When your eyes are bleary from reading Murdoch (she wrote an astounding 26 novels, five plays, four books of philosophy and a single collection of poetry before her much-talked-about descent into Alzheimer’s and death in 1999), there’s a 1971 movie which is-to put it mildly-a must-rent for those of you Geritol-lovin’ kooksters who share my feelings of alienation: I’m talking about Zee and Co. , a freaky and miraculous undertaking screenplayed by the venerable Irish author Edna O’Brien and directed by someone called Brian G. Hutton. If Edward Albee’s Who’s Afraid of Virginia Woolf? were relocated to trendy, rich, bohemian early-70’s London, it would be Zee and Co. Starring Elizabeth Taylor, Michael Caine and Susannah York, this tortured, torrid, tragically hilarious depiction of middle-aged triangulation will have you screaming with joy and exhilaration. It is quite possibly the best movie I have ever seen! Ms. Taylor plays a loud, trendy, caftan-wearing middle-class chick called Zee who spends her time playing loud rock music, changing her clothes and taunting her handsome working-class bloke made good (Mr. Caine) about his love of fried food and various other common habits. She reserves the rest of her energy for emotionally pulverizing her husband’s girlfriend, Stella (Ms. York): “She’s the kind of girl who’s always slightly out of breath and sees beauty in everything … even shit !” Liz tells her nelly hairdresser over cocktails.

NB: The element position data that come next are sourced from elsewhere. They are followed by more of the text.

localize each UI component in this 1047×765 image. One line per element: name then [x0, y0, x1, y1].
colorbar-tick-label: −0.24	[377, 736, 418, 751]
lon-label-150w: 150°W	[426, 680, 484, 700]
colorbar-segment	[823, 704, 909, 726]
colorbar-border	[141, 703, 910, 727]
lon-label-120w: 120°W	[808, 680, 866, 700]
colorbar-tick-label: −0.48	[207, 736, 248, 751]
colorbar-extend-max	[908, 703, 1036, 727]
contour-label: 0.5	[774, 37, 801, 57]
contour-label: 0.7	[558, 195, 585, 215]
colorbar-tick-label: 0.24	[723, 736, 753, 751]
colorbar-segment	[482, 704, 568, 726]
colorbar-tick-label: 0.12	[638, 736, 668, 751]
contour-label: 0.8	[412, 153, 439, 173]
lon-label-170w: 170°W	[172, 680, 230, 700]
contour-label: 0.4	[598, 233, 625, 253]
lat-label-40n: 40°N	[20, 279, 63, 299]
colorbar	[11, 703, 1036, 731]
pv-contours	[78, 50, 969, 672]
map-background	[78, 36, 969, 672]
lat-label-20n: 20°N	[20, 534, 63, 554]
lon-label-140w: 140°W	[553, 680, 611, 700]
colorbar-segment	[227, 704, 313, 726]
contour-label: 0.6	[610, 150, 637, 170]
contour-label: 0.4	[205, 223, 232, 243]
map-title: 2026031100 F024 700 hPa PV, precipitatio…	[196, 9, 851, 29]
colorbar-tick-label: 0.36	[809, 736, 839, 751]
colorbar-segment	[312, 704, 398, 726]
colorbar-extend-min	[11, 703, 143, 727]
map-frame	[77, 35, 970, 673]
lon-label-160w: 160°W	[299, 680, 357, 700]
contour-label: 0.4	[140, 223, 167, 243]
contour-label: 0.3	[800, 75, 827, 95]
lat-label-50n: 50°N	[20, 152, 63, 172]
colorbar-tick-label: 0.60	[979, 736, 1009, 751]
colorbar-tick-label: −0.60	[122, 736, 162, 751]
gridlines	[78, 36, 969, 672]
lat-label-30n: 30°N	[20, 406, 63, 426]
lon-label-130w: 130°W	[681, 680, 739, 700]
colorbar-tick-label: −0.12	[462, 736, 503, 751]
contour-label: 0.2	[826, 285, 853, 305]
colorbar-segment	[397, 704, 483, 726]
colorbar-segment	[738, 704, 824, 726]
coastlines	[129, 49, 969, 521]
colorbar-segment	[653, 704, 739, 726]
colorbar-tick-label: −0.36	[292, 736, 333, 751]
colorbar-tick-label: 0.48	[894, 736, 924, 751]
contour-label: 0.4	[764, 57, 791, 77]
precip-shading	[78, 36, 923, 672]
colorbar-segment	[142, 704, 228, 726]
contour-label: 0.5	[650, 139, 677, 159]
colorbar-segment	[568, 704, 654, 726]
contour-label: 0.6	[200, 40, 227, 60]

The grotesque brilliance of Ms. Taylor’s performance aside, the film serves as a salutary reminder that it is the prerogative of every middle-aged person to go completely over the top in the fashion department. Screw age-appropriate dressing! Ms. Taylor’s rule-breaking wardrobe consists of exhibitionistic hippie chiffons with flyaway panels, endless gaudy ponchos, capes, plumed cavalier hats, buccaneer boots and massive ethnic jewelry-worn on her forehead. Re fashion, you contemporary middle-aged chicks only have two choices: You can starve yourself to death in order to squeeze into the teeny designer offerings du jour , or head straight to Eileen Fisher, load up on her signature adult Garanimals and then-à la Zee-theatrically accessorize the shit out of your outfits with boas and piratey hats. I would recommend the latter.
Zee and Co. is hard to rent and expensive to buy. At the time of writing, Amazon.com has seven VHS copies starting at a hefty $60, but it’s worth it just for the opening credits, with the blousily mesmerizing Liz playing ping-pong in slow motion. Menopause, schmenopause!